Demanding Pay, Chinese Miners Protest Over Governor’s Claim

Thousands of Chinese miners who say they have not been paid for months staged a rare protest in a northeastern city, days after the provincial governor made the apparently false claim that no miner working for the province’s largest publicly owned mining company was owed any back wages.
Demanding Pay, Chinese Miners Protest Over Governor’s Claim
Chinese laborers work at a coal depot, which manufactures coal used for cooking and heating in Hebei, outside Beijing, China, on Nov. 21, 2014. (Kevin Frayer/Getty Images)
The Associated Press
3/13/2016
Updated:
3/14/2016

BEIJING—Thousands of Chinese miners who say they have not been paid for months staged a rare protest in a northeastern city, days after the provincial governor made the apparently false claim that no miner working for the province’s largest publicly owned mining company was owed any back wages.

Angry miners from Longmay Mining Holding Group Co.
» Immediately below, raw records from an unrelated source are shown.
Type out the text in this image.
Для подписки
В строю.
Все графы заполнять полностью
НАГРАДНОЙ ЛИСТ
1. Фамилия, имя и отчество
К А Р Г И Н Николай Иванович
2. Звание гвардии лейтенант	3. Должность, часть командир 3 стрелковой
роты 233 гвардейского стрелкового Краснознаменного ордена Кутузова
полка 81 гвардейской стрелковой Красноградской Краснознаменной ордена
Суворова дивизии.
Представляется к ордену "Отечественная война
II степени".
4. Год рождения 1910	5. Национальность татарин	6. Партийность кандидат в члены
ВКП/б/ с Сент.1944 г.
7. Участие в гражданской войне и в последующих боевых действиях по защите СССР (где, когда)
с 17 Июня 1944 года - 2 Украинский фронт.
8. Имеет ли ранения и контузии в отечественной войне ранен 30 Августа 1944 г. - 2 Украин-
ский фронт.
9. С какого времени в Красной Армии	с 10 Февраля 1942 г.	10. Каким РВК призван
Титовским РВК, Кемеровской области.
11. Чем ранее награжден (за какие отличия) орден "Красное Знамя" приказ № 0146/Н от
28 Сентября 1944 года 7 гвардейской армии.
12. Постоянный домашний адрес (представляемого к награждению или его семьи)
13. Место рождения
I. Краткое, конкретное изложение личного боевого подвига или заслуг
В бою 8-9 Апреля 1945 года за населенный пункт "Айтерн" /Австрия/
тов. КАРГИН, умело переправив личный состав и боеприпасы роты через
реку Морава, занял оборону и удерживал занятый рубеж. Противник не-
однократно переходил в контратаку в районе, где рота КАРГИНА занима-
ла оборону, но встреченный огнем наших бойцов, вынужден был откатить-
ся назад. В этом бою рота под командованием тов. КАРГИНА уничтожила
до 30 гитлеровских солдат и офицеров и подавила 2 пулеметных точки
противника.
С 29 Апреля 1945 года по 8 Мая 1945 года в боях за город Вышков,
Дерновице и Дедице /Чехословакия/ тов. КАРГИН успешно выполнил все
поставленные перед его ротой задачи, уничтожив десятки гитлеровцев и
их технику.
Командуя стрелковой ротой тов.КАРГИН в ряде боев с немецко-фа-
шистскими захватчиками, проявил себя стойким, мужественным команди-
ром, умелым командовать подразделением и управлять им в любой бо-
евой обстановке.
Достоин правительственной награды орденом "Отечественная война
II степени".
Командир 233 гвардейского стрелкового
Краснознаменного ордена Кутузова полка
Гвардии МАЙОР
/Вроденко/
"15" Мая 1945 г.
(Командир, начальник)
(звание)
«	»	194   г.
Ltd. and their family members marched through the city of Shuangyashan on Saturday and gathered in front of the company’s local offices.

In response, the government of Heilongjiang province issued a statement Saturday night acknowledging that many Longmay employees are owed wages and benefits, backtracking from Governor Lu Hao’s assertions earlier this month.

The protest and the change in the government’s stance underline the sensitivity of the employment issue, as Chinese miners and others in state industries are losing their jobs or seeing their pay drastically cut. China’s massive state-owned mining companies are struggling to boost efficiency and reduce their payrolls amid a severe slump in coal demand brought on by sharply slowing economic growth.

Chinese Premier Li Keqiang has told the annual legislature, which convenes in Beijing this week, that 100 billion yuan ($15 billion) has been set aside, primarily to assist workers who should be diverted from industries such as coal and steel, reducing their capacities.

The pain is particularly acute in China’s northeastern rustbelt, where Heilongjiang is located. Its biggest state-owned mining company, Longmay, reduced its work force by 22,500 people recently, according to state media reports.

Longmay reportedly owed 800 million yuan ($123 million) in back pay for 2014. A lengthy investigative article by China’s leading financial news group, Caijing, reported in January that pay for Longmay workers has been continually cut, and even those reduced wages had not been paid for three to four months.

Then on March 6, Lu, considered a rising political star, said at the national legislature’s annual session that the annual payrolls of Longmay are 10 billion yuan ($1.5 billion), about a third of the fiscal budget for the provincial government.

But despite the challenges, Longmay’s 80,000 miners hadn’t received a single cut in wages and all were paid on time, the governor said. The remarks seemed aimed at showing that Longmay and the province were meeting the leadership’s expectations for competently handling economic challenges.

Calls to local police, government offices and Longmay rang unanswered Sunday, but witnesses said thousands of workers took part in the demonstration, which began on Friday and peaked on Saturday in the mining town of Shuangyashan. A local resident who gave just his last name, Li, said the protesters were holding banners demanding back pay. Li said he knew of Longmay workers who had not been paid for six months.

Another eyewitness, who gave her last name as Wang, said that she has family members working for the mines. She said their wages were cut to less than 1,000 yuan ($154) per month, and that the workers either did not receive their full wages or were not paid at all for months.

She said the protesters displayed a banner reading: “We need to eat. We need to live.”

Both Li and Wang said that the protest was peaceful and that a large number of riot police had been dispatched to the scene. They said the demonstration ended around 4 p.m.

The provincial statement came out after 9 p.m. Saturday, saying Lu had held a special meeting on Longmay in Beijing that afternoon.

The statement made no mention of the protest in Shuangyashan, but said Longmay had failed to pay wages, taxes and insurance contributions. It said the provincial government would work with Longmay to raise money and would make every effort to pay the workers.

The statement did not mention Lu’s earlier remarks, but hinted that he had been fed false information. The provincial government demanded that Longmay, municipal governments and provincial agencies overseeing the industry report truthfully to the provincial leadership.

“Should important information be reported inaccurately again, it will be dealt with seriously,” the statement said.